How Textbooks Become “Islamicized”

By A. E. Rowley

Since its creation in 1990, The Council on Islamic Education (CIE) has worked education officials and middle and high school textbook publishers to ensure that textbooks’ coverage of world history and world religions is “complete and balanced” according to their standard. The CIE headquarters are at 9300 Gardenia Ave., B-3, PO Box 20186, Fountain Valley, California, 92708 and is directed by Munir Shaikh, Executive Director. Phone (714) 839-2929. Their website can be located at http://www.cie.org.

The Council presents itself as a mainstream Muslim organization connected with the education establishment as Islam’s liaison with U.S. public schools and textbook publishers. This role it seems to have assumed for itself. It is not a recognized tax-exempt organization and appears to be funded by Islamic donors and possibly foreign support. It is in fact a political advocacy organization.

Its’ founder/director, Shabbir Mansun, boasts that he is waging a “bloodless revolution” promoting cultures and faiths in America’s Classrooms. One might guess, whose culture and faith? The CIE has warned scholars and public officials who do not sympathize with its requests that they will be perceived as racists, reactionaries and enemies of Islam.

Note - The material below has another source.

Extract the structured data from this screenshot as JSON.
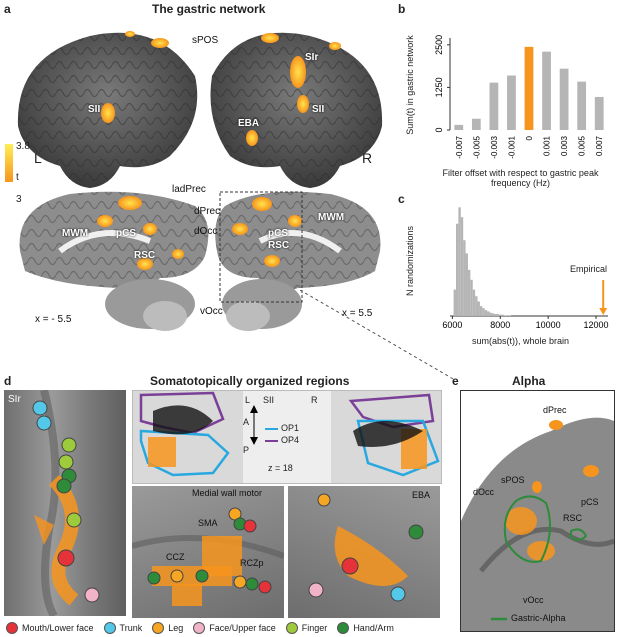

The Council acts as a content gatekeeper with virtually unchecked power over publishers, working to ensure they meet the Council’s standard of sensitivity. It basically acts as an agent of censorship, demanding interaction with publishers and warning it may “decline requests for reviewing published materials unless substantial revisions are planned.” For more than a decade history textbook editors have done the Council’s bidding with the result that history textbooks accommodate Islam on terms that Islamists demand, a view of the nations and world according to a history they want to rewrite. According to one Prentice Hall editor who objected to the CIE’s policies on Islam-related content, opposition is silenced and Islam is given a free pass. Publishers fear that labels of xenophobia, racism, nativism, or ethnocentricity may be affixed to their products, thereby affecting adoptions and sales. The end result is that American children are being given a misshapen view of past history and present situations in Muslim countries.